Abstract

In this issue, Prakash and colleagues present this thought-provoking report on four patients each with cluster headaches which responded favourably within 2 weeks to a relatively high dosage of indomethacin (1). After a thorough literature review, they identified three relevant groups of such patients: (i) those with cluster headache responsive to indomethacin; (ii) those with cluster headache wrongly diagnosed as paroxysmal hemicrania (PH) because of apparent response to indomethacin; and (iii) patients with co-existent cluster headache and PH. They also note that physicians tended to diagnose patients as having PH if patients were responsive to indomethacin even though the clinical profiles of the patients were compatible with cluster headache (1). This paper inspires us to re-think the diagnostic criteria of trigeminal autonomic cephalalgias (TACs) in the International Classification of Headache Disorders, 2nd edn (ICHD-2) (2).

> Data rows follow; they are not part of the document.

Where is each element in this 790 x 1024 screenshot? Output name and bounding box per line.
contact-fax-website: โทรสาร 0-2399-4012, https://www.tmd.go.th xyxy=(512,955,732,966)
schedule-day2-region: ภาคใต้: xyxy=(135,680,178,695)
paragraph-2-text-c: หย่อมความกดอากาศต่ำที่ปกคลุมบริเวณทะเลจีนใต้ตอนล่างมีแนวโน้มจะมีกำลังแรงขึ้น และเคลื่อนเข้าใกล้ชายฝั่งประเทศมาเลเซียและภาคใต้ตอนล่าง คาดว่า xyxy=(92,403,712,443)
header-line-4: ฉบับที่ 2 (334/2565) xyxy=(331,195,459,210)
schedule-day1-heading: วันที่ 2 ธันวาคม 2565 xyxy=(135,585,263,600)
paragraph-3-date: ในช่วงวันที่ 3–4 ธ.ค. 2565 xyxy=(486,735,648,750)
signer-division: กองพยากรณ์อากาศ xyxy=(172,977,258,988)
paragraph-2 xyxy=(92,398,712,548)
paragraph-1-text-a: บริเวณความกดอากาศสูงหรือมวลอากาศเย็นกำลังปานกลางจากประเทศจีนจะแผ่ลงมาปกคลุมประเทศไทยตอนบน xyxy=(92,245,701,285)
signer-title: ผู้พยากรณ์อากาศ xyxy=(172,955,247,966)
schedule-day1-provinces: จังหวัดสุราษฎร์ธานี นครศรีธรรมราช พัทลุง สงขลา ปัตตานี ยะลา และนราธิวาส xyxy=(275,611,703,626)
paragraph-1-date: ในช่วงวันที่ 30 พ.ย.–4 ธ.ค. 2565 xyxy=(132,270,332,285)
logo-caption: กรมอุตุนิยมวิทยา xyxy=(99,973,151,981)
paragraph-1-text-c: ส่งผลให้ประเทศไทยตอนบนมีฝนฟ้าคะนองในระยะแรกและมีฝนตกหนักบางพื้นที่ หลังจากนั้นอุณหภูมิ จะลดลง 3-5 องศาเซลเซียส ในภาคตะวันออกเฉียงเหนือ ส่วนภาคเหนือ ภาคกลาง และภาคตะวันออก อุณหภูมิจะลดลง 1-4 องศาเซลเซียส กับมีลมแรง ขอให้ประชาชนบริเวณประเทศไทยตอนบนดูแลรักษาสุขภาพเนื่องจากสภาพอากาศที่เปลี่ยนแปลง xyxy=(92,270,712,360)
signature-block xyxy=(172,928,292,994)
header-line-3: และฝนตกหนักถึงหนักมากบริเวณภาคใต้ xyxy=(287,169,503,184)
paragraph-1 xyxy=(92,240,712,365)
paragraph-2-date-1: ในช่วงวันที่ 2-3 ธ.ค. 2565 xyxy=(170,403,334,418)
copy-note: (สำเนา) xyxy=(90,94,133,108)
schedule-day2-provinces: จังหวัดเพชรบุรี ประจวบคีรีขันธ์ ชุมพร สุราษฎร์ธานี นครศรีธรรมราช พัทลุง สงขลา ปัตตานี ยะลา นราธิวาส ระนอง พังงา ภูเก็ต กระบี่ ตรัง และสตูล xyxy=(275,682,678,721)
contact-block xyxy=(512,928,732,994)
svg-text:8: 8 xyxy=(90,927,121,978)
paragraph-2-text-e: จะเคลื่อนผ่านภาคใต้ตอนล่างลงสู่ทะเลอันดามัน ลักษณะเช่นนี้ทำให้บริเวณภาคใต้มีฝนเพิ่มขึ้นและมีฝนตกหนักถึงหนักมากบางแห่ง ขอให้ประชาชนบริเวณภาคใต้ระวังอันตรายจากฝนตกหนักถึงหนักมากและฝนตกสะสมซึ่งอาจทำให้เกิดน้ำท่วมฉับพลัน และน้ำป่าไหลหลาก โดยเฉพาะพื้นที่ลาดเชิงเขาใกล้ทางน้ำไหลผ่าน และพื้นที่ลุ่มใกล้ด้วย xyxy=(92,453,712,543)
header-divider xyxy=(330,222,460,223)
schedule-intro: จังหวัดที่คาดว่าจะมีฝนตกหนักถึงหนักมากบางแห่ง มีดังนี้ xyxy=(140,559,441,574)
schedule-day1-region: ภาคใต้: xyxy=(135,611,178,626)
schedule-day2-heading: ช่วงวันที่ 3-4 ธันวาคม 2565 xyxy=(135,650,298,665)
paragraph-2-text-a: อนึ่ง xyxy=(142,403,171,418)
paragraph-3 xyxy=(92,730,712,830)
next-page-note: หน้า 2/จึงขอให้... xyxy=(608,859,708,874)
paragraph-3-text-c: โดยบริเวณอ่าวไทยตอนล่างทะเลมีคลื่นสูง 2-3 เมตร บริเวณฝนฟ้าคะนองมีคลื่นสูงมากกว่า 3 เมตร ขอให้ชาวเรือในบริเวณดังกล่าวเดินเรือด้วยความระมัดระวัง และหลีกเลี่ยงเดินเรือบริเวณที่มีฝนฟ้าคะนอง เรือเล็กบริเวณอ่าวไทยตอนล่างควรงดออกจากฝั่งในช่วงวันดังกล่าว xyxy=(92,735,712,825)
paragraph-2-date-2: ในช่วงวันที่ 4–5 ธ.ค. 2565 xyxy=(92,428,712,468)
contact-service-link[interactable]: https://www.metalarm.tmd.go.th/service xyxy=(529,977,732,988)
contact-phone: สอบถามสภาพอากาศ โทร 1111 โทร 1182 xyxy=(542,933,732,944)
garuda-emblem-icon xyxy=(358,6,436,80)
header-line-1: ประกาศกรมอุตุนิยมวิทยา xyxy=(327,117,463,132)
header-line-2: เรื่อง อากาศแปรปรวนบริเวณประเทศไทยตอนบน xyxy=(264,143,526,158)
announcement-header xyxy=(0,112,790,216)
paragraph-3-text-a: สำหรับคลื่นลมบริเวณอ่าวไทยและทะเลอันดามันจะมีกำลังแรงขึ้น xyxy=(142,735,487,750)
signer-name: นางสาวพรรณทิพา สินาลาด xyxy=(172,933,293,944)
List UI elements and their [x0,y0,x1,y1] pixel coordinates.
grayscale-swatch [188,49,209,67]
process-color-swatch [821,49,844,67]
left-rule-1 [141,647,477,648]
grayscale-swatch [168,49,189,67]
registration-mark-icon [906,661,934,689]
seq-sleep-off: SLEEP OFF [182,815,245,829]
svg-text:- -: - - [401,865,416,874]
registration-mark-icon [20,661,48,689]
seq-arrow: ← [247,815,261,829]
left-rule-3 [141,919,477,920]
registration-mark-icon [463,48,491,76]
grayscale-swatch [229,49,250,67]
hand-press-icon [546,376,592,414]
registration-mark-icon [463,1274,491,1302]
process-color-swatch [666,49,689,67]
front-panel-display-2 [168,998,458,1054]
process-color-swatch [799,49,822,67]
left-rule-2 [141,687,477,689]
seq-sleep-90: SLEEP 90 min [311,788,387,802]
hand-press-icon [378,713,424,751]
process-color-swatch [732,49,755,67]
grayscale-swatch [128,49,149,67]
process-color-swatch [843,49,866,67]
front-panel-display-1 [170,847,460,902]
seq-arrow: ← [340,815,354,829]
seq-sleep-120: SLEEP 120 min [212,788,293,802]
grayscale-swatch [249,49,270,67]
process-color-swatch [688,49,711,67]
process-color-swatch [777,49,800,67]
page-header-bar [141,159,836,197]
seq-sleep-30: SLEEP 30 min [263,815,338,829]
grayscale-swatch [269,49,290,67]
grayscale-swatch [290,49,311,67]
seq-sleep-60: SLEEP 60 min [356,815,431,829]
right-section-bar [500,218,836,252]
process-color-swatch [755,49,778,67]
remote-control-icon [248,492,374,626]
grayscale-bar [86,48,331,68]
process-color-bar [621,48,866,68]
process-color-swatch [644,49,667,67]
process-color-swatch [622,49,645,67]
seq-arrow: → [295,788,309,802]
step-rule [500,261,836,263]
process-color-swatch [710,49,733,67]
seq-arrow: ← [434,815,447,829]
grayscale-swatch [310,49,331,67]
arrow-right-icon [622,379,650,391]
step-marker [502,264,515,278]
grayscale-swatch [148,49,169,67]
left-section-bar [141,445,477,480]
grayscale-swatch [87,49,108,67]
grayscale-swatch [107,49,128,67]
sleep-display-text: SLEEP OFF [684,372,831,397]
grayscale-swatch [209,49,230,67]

The overlaps of clinical manifestations
Cluster headache and PH are both characterised by attacks of unilateral headache associated with ipsilateral craniofacial autonomic symptoms, the so-called TAC. Of note, there is another headache disorder, hemicrania continua, which is also, and recently, considered as one type of TAC, although it is grouped into ‘other primary headache’ in the ICHD-2 (2,3). The overlaps in duration and frequency of attacks of cluster headache and PH are inherent in the diagnostic criteria of the ICHD-2 (2) and make borderline cases difficult to classify (3). Therefore, response to indomethacin therapy becomes an important differential criterion between these two headache disorders.
Drug response as one criterion for headache disorders
The ICHD-2 lists indomethacin response as one criterion for both PH and hemicrania continua but does not specify either dose range or treatment duration. It is controversial to use therapeutic response as diagnostic criteria because ‘grey zone’ patients do exist, such as: (i) cluster headache patients responsive to indomethacin (1); (ii) putative hemicrania continua patients non-responsive to indomethacin (4); and (iii) PH patients responsive to common cluster headache prophylactics including verapamil and topiramate (5). In fact, many headache disorders are also found to be indomethacin responsive including cough headache, exertional headache, stabbing headache, hypnic headache and idiopathic intracranial hypertension (6).
A common pathophysiology?
Some clues suggest that cluster headache, PH and hemicrania continua might share a common pathophysiology. Observational studies have reported patients with co-existent cluster headache and PH (1) and patients with hemicrania continua evolving from cluster headache (7). Modern neuro-imaging studies have documented hypothalamic activation in all three of these headache disorders (5). The different headache duration and frequency of these disorders might result from different levels of hypothalamic regulation (5).
We fully agree with one very practical point suggested by the authors: indomethacin should be tried in patients with refractory cluster headache before any surgical intervention. Be sure of adequate dosing and treatment duration.